Commissioners voted 4-1, with Glen Gosa opposed, to approve the ordinance, but struck a provision that would have allowed more towers to be approved administratively, without public hearings.

Gosa called for a delay in the vote to give commissioners more time to consider changes proposed by cell phone industry representatives.

"If you have an ordinance that is overly restrictive, then you run afoul of the [federal] Telecommunications Act," said Woody Galloway of Dillard and Galloway, speaking on behalf of AT&T Wireless. "The ordinance, in its current form, would not allow carriers to service the county as they are required to do under the act," he added.

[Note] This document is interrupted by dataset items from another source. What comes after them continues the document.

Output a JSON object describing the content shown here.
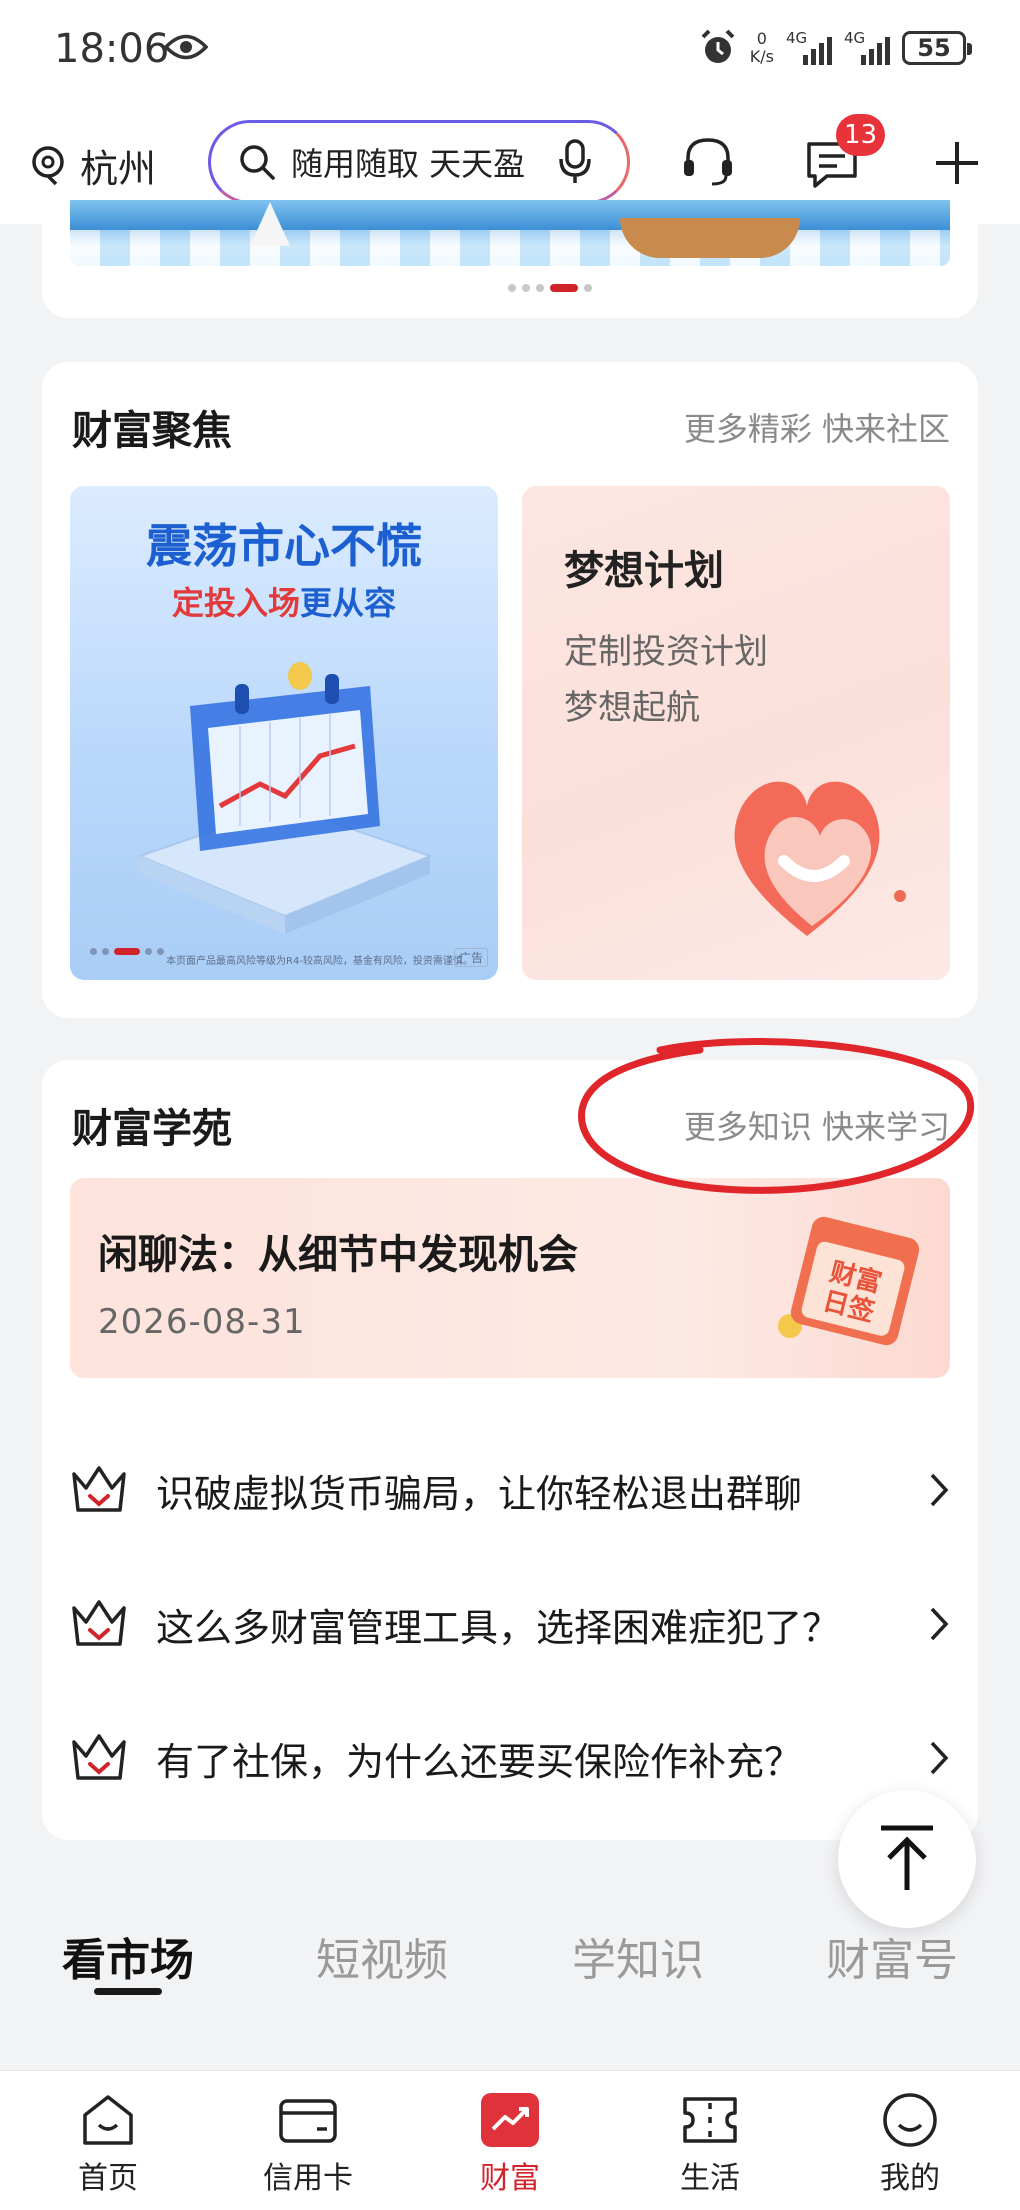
{
  "status_bar": {
    "time": "18:06",
    "net_speed_top": "0",
    "net_speed_unit": "K/s",
    "signal1_label": "4G",
    "signal2_label": "4G",
    "battery": "55"
  },
  "top_nav": {
    "city": "杭州",
    "search_placeholder": "随用随取 天天盈",
    "message_badge": "13"
  },
  "wealth_focus": {
    "title": "财富聚焦",
    "more": "更多精彩 快来社区",
    "promo_left": {
      "headline": "震荡市心不慌",
      "sub_red": "定投入场",
      "sub_blue": "更从容",
      "disclaimer": "本页面产品最高风险等级为R4-较高风险，基金有风险，投资需谨慎。",
      "ad_tag": "广告"
    },
    "promo_right": {
      "title": "梦想计划",
      "line1": "定制投资计划",
      "line2": "梦想起航"
    }
  },
  "wealth_academy": {
    "title": "财富学苑",
    "more": "更多知识 快来学习",
    "feature": {
      "title": "闲聊法：从细节中发现机会",
      "date": "2026-08-31",
      "art_text": "财富日签"
    },
    "articles": [
      {
        "title": "识破虚拟货币骗局，让你轻松退出群聊"
      },
      {
        "title": "这么多财富管理工具，选择困难症犯了？"
      },
      {
        "title": "有了社保，为什么还要买保险作补充？"
      }
    ]
  },
  "content_tabs": [
    "看市场",
    "短视频",
    "学知识",
    "财富号"
  ],
  "bottom_nav": [
    {
      "label": "首页",
      "icon": "home-icon"
    },
    {
      "label": "信用卡",
      "icon": "credit-card-icon"
    },
    {
      "label": "财富",
      "icon": "wealth-icon"
    },
    {
      "label": "生活",
      "icon": "ticket-icon"
    },
    {
      "label": "我的",
      "icon": "profile-icon"
    }
  ],
  "colors": {
    "accent_red": "#d1232a",
    "badge_red": "#e8333a",
    "promo_blue": "#1b5fd1"
  }
}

Galloway urged the commission to strike a provision that would allow no variances for towers located within residential zones. If an existing tower was built under old ordinances that allowed variances, the new law would prohibit companies from putting more antennas on that same tower, he said. Such co-location is encouraged elsewhere in the ordinance.

He also asked the commission to reduce the required distance between towers and homes from 1,000 to 500 feet, also without success.

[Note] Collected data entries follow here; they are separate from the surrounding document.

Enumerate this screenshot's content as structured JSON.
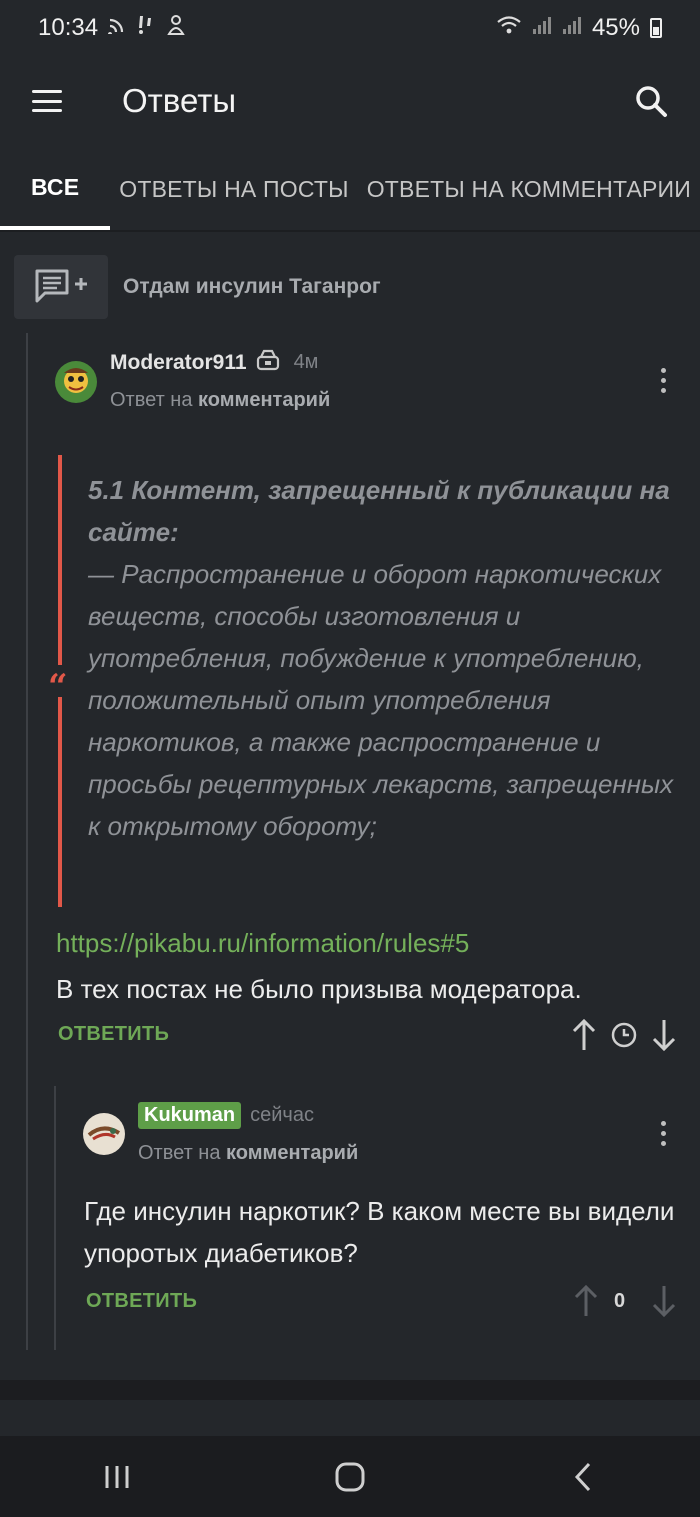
{
  "status_bar": {
    "time": "10:34",
    "battery": "45%"
  },
  "header": {
    "title": "Ответы"
  },
  "tabs": [
    {
      "label": "ВСЕ",
      "active": true
    },
    {
      "label": "ОТВЕТЫ НА ПОСТЫ",
      "active": false
    },
    {
      "label": "ОТВЕТЫ НА КОММЕНТАРИИ",
      "active": false
    }
  ],
  "post": {
    "title": "Отдам инсулин Таганрог"
  },
  "comments": [
    {
      "username": "Moderator911",
      "time": "4м",
      "reply_prefix": "Ответ на",
      "reply_target": "комментарий",
      "quote_heading": "5.1 Контент, запрещенный к публикации на сайте:",
      "quote_body": "— Распространение и оборот наркотических веществ, способы изготовления и употребления, побуждение к употреблению, положительный опыт употребления наркотиков, а также распространение и просьбы рецептурных лекарств, запрещенных к открытому обороту;",
      "link": "https://pikabu.ru/information/rules#5",
      "text": "В тех постах не было призыва модератора.",
      "reply_label": "ОТВЕТИТЬ"
    },
    {
      "username": "Kukuman",
      "time": "сейчас",
      "reply_prefix": "Ответ на",
      "reply_target": "комментарий",
      "text": "Где инсулин наркотик? В каком месте вы видели упоротых диабетиков?",
      "reply_label": "ОТВЕТИТЬ",
      "rating": "0"
    }
  ],
  "colors": {
    "accent_green": "#74b05a",
    "quote_red": "#e25849",
    "background": "#24272b"
  }
}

Chuck Palmer of Air Touch Cellular called for a number of changes as well, including a request that commissioners drop a requirement that companies put up performance bonds to ensure that they will remove towers that are no longer needed. The county can put a lien on the property in such a case, he said.

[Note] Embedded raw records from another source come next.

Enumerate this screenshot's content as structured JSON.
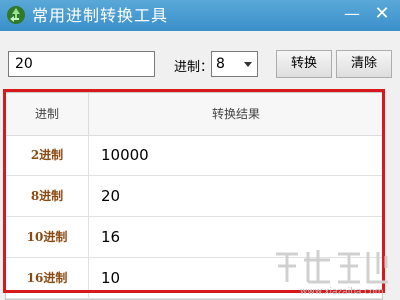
{
  "window": {
    "title": "常用进制转换工具",
    "minimize_glyph": "—",
    "close_glyph": "✕",
    "app_icon": "recycle-arrows-icon"
  },
  "input": {
    "value": "20"
  },
  "base_selector": {
    "label": "进制：",
    "value": "8"
  },
  "buttons": {
    "convert": "转换",
    "clear": "清除"
  },
  "table": {
    "headers": {
      "base": "进制",
      "result": "转换结果"
    },
    "rows": [
      {
        "base": "2进制",
        "value": "10000"
      },
      {
        "base": "8进制",
        "value": "20"
      },
      {
        "base": "10进制",
        "value": "16"
      },
      {
        "base": "16进制",
        "value": "10"
      }
    ]
  },
  "colors": {
    "titlebar": "#3a8fca",
    "highlight_border": "#d7191c",
    "base_text": "#8b4a12"
  },
  "watermark": {
    "text": "www.xiazaiba.com"
  }
}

But residents addressing the commission urged the group to make it as restrictive as possible. "The proposed standards are valid and should not be reduced," said Bob McElroy.

Commissioner Scott Burrell suggested the Planning Commission, which developed the ordinance in conjunction with staff, might want to "take it back and finesse it a little bit," but Commissioner Harold Bost offered a motion to approve the law with only two changes: a return to previous rules on administrative approval, and a provision that companies need only show proof that they tried to co-locate on another company's tower before building their own.

The law as written would have required a letter from the owner of the other tower.

Gosa suggested that company representatives had made some valid suggestions that needed study, but Commissioner Herb Frady pointed out, "This isn't the last chance we'll have to do anything with this ordinance."

The law provides for "floating zones" along several major thoroughfares. If companies locate towers within 500 feet of the major roads, they can put them in any zoning category. Anywhere else, the towers are restricted to commercial, industrial or A-R (agricultural-residential) districts, and in A-R districts towers must be monopoles.